Com os votos proferidos até as 20h16 na sessão da Câmara desta quarta-feira (2), o presidente Michel Temer conseguiu barrar o encaminhamento para o Supremo Tribunal Federal da denúncia por corrupção passiva apresentada contra ele pela Procuradoria Geral da República.

Nesse horário, 159 deputados tinham registrado voto favorável ao relatório da Comissão de Constituição e Justiça (CCJ), de autoria do deputado Paulo Abi-Ackel (PSDB-MG), que recomendou a rejeição da denúncia da PGR; outros 127 tinham votado contra o relatório, a favor, portanto, do prosseguimento da denúncia; um se absteve; e 12 não compareceram.

Matematicamente, o resultado da sessão, que livra Temer de responder pela denúncia no Supremo, não pode mais ser revertido.

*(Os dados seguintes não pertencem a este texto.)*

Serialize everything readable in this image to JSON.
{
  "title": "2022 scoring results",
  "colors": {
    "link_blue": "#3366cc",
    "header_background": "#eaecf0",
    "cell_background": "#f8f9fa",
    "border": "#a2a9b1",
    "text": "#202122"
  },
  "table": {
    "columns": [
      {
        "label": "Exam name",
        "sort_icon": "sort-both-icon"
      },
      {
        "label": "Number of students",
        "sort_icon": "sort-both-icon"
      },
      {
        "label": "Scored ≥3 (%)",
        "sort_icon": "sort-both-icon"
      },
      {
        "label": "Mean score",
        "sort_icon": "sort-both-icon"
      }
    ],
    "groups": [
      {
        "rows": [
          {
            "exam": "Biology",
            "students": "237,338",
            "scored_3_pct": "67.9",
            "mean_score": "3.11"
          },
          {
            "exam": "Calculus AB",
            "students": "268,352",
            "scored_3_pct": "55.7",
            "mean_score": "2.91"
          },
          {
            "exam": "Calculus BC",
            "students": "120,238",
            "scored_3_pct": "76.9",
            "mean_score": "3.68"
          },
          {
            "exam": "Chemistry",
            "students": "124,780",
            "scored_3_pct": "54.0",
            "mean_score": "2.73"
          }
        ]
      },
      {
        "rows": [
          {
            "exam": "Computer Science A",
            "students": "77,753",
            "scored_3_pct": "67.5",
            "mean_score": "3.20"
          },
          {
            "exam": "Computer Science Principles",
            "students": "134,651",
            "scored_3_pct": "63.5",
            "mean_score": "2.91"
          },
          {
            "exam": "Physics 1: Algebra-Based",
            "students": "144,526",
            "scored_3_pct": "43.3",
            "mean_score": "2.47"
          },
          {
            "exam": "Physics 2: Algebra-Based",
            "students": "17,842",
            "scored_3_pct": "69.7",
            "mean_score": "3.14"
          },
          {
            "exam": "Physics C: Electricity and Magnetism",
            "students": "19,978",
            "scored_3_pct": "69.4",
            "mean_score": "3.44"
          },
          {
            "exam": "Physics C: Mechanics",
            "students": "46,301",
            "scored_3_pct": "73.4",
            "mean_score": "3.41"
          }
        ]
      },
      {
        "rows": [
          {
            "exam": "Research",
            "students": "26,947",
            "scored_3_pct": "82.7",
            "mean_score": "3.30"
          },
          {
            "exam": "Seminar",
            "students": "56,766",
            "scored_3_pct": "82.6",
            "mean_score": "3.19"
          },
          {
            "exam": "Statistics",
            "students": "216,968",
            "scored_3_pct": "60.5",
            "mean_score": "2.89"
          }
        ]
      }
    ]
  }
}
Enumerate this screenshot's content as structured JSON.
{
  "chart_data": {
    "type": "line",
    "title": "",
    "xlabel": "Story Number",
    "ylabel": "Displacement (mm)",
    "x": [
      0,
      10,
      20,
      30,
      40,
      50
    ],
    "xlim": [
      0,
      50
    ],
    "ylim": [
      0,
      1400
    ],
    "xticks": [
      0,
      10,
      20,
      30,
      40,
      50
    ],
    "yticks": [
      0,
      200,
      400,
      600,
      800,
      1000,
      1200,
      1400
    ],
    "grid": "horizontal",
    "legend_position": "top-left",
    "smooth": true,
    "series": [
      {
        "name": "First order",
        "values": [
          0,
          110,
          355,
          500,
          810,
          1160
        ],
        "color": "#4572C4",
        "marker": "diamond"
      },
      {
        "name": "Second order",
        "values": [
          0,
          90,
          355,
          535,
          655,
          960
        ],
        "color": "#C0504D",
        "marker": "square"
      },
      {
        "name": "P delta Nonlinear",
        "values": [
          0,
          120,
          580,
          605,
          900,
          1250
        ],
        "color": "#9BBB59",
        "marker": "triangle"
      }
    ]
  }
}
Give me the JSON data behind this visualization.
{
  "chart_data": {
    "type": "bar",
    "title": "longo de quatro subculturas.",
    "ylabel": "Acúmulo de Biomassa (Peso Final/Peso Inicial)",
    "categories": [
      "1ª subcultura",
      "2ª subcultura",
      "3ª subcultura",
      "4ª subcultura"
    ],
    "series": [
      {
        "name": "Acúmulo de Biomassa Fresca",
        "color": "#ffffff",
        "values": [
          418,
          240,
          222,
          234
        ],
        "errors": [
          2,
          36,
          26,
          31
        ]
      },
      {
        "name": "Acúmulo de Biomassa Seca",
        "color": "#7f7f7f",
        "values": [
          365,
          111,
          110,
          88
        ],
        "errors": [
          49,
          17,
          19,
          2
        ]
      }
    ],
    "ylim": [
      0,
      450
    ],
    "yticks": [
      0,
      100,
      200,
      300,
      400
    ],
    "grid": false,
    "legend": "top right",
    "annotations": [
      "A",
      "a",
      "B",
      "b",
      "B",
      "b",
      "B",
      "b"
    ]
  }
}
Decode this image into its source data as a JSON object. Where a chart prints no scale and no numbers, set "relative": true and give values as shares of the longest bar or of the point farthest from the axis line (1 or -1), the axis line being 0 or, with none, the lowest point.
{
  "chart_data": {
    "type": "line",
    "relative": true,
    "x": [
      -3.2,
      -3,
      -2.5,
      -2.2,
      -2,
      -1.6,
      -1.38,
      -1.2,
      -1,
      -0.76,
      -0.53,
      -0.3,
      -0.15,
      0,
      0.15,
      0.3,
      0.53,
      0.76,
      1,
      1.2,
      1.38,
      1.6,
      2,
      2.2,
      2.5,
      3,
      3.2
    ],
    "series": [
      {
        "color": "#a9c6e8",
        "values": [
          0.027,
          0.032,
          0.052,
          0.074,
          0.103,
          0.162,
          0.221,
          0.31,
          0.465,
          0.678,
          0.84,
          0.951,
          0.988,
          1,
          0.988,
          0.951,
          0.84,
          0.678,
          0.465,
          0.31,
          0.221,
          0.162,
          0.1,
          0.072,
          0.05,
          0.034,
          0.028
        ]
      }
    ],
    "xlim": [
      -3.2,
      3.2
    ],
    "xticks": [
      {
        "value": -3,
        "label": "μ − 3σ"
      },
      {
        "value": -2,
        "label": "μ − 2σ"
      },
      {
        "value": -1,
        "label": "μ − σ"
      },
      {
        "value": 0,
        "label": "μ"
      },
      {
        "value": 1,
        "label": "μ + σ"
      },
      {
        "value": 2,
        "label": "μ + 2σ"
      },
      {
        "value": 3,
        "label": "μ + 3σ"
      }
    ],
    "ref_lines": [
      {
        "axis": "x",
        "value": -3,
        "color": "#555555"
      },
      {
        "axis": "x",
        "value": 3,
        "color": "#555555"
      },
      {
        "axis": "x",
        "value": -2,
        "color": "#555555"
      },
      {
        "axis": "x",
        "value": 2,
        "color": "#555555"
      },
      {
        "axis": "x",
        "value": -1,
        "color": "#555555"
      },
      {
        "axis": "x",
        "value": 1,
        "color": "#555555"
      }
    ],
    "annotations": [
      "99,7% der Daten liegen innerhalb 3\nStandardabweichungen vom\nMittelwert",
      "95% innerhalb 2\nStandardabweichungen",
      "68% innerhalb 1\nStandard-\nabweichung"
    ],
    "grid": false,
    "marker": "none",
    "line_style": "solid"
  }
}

Para que a denúncia prosseguisse para o Supremo eram necessários 342 votos (dois terços dos 512 deputados), quantidade que – com a soma de votos contrários, abstenções e ausências – não era mais possível ser alcançada.

A abertura de processo no Supremo – o que implicaria o afastamento do presidente por até seis meses – dependia de autorização da Câmara. Com a decisão dos deputados, o Supremo só poderá apreciar a denúncia contra Temer após a conclusão do mandato do presidente, que vai até 31 de dezembro de 2018.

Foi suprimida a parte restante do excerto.